By Maryann Bowen and Pat Gómez Martz
With World Usability Day fast approaching, this seems like a good time to recap our good friend and usability expert David Mitropoulos-Rundus’ presentation, How to Make User Experience a Priority, from the June 2015 User Experience Conference in Ann Arbor. Dave recommends including user experience and usability considerations in each phase of every project. He recommends defining your terms; defining usability requirements; designing to personas, scenarios, and environments; and iterative user testing.
Define your terms.
Briefly, user experience is about designing products to fit people. As a technical communicator, your product will be either text or visualizations, or a combination of both.
Define and design to usability requirements.

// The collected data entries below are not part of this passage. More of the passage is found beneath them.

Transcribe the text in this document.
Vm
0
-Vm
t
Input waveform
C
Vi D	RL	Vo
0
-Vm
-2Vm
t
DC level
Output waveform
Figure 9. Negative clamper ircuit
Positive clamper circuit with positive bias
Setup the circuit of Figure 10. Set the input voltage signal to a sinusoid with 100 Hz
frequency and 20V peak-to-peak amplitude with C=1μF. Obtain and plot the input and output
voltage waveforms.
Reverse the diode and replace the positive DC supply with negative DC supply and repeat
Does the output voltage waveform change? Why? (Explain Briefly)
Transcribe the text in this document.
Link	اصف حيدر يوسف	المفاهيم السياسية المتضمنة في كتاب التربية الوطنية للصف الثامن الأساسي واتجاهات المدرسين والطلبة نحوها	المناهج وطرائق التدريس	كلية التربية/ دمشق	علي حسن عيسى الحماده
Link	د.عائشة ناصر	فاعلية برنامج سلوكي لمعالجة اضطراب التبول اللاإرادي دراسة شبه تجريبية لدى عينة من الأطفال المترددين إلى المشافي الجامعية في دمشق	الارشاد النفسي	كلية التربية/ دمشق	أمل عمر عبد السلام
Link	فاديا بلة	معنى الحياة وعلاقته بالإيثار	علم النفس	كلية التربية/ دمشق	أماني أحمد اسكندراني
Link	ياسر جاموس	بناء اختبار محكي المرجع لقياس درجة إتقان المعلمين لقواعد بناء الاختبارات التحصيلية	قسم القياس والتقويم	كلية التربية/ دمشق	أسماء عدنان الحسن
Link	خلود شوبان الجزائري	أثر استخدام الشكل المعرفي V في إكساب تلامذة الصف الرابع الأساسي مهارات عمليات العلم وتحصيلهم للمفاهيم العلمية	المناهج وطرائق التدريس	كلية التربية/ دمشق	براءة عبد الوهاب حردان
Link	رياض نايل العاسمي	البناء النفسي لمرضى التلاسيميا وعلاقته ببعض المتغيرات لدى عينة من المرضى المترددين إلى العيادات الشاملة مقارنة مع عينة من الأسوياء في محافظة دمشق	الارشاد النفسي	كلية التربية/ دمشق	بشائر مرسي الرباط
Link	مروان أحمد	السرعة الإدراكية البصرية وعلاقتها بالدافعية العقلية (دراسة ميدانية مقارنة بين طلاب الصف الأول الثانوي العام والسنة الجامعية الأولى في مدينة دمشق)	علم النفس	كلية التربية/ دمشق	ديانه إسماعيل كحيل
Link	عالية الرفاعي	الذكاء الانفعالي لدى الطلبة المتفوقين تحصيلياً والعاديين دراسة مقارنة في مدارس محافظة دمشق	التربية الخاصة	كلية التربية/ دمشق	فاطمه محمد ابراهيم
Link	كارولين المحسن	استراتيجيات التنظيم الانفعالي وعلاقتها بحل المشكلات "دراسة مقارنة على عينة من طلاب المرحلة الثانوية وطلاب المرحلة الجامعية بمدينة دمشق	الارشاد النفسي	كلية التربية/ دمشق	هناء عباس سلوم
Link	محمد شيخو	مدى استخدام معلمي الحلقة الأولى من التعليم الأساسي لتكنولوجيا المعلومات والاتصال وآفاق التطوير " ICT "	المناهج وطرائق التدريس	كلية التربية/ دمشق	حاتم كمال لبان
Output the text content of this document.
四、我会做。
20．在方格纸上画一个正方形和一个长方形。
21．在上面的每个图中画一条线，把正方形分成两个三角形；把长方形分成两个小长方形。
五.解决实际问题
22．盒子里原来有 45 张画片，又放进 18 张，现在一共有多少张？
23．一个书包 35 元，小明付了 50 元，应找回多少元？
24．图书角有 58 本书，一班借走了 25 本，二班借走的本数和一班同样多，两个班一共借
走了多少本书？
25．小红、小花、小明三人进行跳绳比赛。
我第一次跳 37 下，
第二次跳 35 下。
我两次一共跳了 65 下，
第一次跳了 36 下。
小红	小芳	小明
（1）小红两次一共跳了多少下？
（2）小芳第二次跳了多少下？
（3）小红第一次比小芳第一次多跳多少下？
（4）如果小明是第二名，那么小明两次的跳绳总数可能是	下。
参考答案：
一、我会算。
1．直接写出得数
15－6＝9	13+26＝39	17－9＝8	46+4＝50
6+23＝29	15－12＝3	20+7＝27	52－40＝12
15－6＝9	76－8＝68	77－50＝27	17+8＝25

In order to design products to fit users, define and set usability requirements that are measurable and non-negotiable—and they need to be as important as reliability and as any particular product feature. Usability requirements will arise as you ask the question, “Who are our users?” As you consider these people and the usability requirements, define:
- personas as representative users of your product
- scenarios to which personas will be responding
- environments in which personas will be responding
These personas, scenarios, and their environments correlate closely to the writers’ audience, purpose, and rhetorical situation. As a writer, you will have valuable insights into these, even if you have no direct contact with users.
Plan for and conduct usability testing.
Budget and schedule usability testing from the beginning to make sure that the project is going to work for the users you envisioned. Match the personas, scenarios, and environments as well as you can. Start small; if multiple or critical issues are found in testing the first four users, stop and fix the problems. Re-test before continuing with the next group.
At every testing step, analyze the data and compare the results to the initial requirements. Redesign features that fail testing or analysis.
What does this have to do with tech writers?
You stand in for the user when you test drive a piece of equipment, software, or a database, and can develop some valuable insights into what a user may experience, and into the situations and environments that would compel that person to try that piece of equipment, software, or database.
If you do any training or technical support for a product, you have direct contact with real users and can add details and nuances to personas, scenarios, and environments that other people cannot.